Target cash bonuses for executives (excluding the Company’s Chief Executive Officer whose target is 70%) under the Plans for fiscal year 2006 range from 30% to
50% of the recipient’s base salary. Each executive will also be eligible to receive a matching grant of restricted stock under the Twelve Month Plan whose fair market value on the date of grant will be equal to the executives target cash bonus
under the Plans. These restricted stock grants under the Twelve Month Plan will vest 100% after one year from the date of grant. The amount of actual bonuses will be based on the achievement of objective Company performance goals and may be higher
or lower than targeted amounts according to a pre-determined formula that will be applied by the Compensation Committee. The objective Company performance goals will be based on meeting certain goals with respect to the Company’s financial
performance, subscription growth, product innovation and distribution, and employee recruitment and retention, as well as other Company performance goals that may be determined by the Compensation Committee.

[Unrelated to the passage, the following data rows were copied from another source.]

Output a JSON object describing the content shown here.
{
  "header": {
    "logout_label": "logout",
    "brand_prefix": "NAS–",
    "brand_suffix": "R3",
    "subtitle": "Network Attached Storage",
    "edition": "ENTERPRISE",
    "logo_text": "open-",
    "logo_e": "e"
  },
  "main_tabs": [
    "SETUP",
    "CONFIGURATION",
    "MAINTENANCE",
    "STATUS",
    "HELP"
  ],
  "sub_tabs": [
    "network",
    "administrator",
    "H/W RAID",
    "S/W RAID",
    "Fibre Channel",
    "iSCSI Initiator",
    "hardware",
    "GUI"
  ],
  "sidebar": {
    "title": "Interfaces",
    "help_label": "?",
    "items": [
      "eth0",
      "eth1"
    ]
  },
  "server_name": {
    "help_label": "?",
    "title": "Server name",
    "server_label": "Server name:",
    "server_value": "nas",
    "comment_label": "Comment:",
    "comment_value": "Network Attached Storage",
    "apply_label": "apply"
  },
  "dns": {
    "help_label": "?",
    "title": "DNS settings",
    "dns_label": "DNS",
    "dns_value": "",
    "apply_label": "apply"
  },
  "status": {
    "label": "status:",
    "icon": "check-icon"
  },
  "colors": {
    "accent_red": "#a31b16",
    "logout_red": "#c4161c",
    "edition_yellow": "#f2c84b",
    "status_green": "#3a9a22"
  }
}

Under the Six Month Plan, the
Company’s executives will be eligible to receive up to half of their full fiscal year 2006 bonuses at the mid-point of the Company’s fiscal year based upon the Compensation Committee’s assessment of the Company’s progress towards
achievement of its pre-determined performance goals for fiscal year 2006. The Chief Executive Officer’s participation in the Plans will be prorated based upon the period of time in which he continues to serve as CEO during fiscal year 2006. The
Board and the Compensation Committee reserve the right to modify these goals, amounts and criteria at any time.